Lehman Brothers Holdings Inc bondholders filed a rival plan to parcel out the bank's estimated $58 billion in assets in the largest U.S. bankruptcy reorganization on record.
Hedge fund Paulson & Co, the California Public Employees' Retirement System (Calpers) and other bondholders that filed the plan on Wednesday said the reorganization proposal offered by Lehman in March favored large banks over other creditors.
The bondholder plan, filed with a U.S. bankruptcy court in Manhattan, would combine the claims and assets of Lehman's various units and pay creditors from a single pool. Lehman's plan would treat each entity separately, allotting payouts to creditors from the entity that owed them money.
We believe Lehman Brothers Holdings Inc bondholders are treated unfairly under the debtor's plan -- which largely benefits large banks engaged in risky derivatives business, and foreign administrators -- and we want a fair outcome for all stakeholders, Calpers, the largest U.S. pension fund, said in a statement.
Paulson & Co, a hedge fund led by billionaire John Paulson, is the largest bondholder in the group. The group said Lehman owes it $9.5 billion and other Lehman entities owe it $3 billion.
A spokesman for Paulson & Co declined comment.
LEHMAN TO FILE REVISED PLAN
Bryan Marsal, a restructuring specialist and Lehman's chief executive, said in September he hoped to file a revised plan by the end of this year and seek approval of the plan by the first quarter of 2011.
The Lehman Chapter 11 cases are highly complex and because of the interconnected nature of the Lehman enterprise, the formulation of a consensual Chapter 11 plan has been extremely difficult, Lehman said in a statement after the bondholder filing.
The debtors are optimistic that, based upon the negotiations that have occurred, a consensual plan supported by major stakeholders will be filed shortly, Lehman said.
Bondholders hope that their ideas will be incorporated into Lehman's revised plan, a person familiar with the bondholder plan said. If not, the matter would likely be put to a vote of Lehman creditors next year, the person said.
San Mateo, California, part of the bondholder group, invested about $155 million in Lehman bonds and had to lay off teachers and scrap plans for new classrooms because of losses it suffered, said John Beiers, a lawyer for the county.
When Lehman filed for bankruptcy, $155 million of taxpayer money vanished, and now Lehman is trying to burn taxpayers again by suggesting an unreasonably, irrationally low recovery, he said.
$1.2 TRILLION CLAIMS FILED
Lehman Brothers has said its plan was a compromise that tried to balance competing interests. About $1.2 trillion in claims were filed against Lehman following its collapse during the global financial crisis in September 2008.
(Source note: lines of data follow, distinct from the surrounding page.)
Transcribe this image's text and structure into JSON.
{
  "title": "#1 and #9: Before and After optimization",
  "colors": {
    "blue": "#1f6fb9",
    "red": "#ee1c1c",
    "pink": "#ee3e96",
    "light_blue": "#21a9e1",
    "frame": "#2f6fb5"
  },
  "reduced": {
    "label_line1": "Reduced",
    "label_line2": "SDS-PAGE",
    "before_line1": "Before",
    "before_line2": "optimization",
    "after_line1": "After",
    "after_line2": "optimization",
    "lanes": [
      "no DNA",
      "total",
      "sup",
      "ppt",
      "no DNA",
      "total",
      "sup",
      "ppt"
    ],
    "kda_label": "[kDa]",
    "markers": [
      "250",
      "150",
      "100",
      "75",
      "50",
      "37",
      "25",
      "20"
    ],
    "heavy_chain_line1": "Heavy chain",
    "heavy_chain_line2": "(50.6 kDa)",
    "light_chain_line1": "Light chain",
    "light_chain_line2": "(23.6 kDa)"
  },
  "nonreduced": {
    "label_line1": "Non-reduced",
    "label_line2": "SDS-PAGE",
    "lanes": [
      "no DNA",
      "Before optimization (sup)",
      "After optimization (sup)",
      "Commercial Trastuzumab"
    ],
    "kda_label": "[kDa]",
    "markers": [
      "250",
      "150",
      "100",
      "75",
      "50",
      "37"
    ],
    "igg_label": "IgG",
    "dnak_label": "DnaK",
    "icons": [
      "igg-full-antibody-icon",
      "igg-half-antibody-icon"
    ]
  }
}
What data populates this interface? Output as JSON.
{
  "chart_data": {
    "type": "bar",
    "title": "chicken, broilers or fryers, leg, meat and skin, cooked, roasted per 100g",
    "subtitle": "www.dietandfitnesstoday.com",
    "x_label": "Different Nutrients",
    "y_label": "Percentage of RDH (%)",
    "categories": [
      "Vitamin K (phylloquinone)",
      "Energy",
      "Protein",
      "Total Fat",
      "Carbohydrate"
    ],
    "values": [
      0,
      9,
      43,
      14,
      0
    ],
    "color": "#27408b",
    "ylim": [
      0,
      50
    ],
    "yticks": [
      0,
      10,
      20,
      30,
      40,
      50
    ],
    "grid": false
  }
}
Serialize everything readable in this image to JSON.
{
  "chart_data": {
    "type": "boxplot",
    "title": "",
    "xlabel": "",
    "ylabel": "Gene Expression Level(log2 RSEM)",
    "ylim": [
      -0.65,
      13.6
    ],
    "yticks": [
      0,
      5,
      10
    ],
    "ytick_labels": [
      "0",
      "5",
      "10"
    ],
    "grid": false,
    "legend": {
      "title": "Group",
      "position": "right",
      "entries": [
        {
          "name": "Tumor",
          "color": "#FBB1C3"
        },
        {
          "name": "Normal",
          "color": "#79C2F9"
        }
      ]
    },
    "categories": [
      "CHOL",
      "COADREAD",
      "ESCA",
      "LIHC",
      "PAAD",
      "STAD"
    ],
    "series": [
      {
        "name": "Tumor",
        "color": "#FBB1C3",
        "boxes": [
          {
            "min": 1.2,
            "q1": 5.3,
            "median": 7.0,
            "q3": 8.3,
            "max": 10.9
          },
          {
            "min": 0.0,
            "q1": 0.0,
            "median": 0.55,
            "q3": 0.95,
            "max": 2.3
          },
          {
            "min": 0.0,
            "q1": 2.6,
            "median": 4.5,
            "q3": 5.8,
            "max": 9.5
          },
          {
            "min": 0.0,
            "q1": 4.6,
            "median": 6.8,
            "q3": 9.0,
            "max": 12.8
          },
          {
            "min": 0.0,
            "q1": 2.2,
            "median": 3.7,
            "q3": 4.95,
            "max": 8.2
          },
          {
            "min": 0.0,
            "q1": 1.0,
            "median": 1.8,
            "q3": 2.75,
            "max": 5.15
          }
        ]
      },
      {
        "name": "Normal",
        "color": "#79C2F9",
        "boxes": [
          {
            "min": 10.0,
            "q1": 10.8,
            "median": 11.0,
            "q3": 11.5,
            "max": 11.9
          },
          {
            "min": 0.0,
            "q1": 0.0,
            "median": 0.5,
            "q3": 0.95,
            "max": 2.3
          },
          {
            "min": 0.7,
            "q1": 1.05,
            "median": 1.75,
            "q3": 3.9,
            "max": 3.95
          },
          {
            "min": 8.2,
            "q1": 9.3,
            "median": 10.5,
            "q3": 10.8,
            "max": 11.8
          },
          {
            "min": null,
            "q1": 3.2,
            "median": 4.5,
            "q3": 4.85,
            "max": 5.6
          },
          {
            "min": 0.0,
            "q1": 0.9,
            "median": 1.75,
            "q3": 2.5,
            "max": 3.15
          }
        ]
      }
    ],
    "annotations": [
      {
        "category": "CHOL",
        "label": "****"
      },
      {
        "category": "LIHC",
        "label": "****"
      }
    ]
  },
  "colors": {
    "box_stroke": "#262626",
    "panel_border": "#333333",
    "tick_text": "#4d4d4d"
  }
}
Lehman has said it expects total allowed claims to be less than $400 billion, however.
Under Lehman's original plan, some of the largest payouts would go to creditors of Lehman Brothers Special Financing Inc, the company's derivatives unit. As of April, derivative creditors included Deutsche Bank and units of Bank of America, Goldman Sachs, Morgan Stanley and Credit Suisse, among others.
Derivatives creditors would receive about 38.8 cents on the dollar under Lehman's plan, while senior bondholders of the parent company would recover about 17.4 cents.
The competing bondholder plan would boost bondholders' payouts to 24.5 cents on the dollar, while derivatives creditors would receive 25.7 cents.
Bondholders argued that assets and claims should be consolidated because creditors lent money to Lehman as a single entity, not as separate units. They also said Lehman's plan would spur litigation because of disputes over ownership of assets.
The case is in Re: Lehman Brothers Holdings Inc., U.S. Bankruptcy Court, Southern District of New York, No. 08-13555.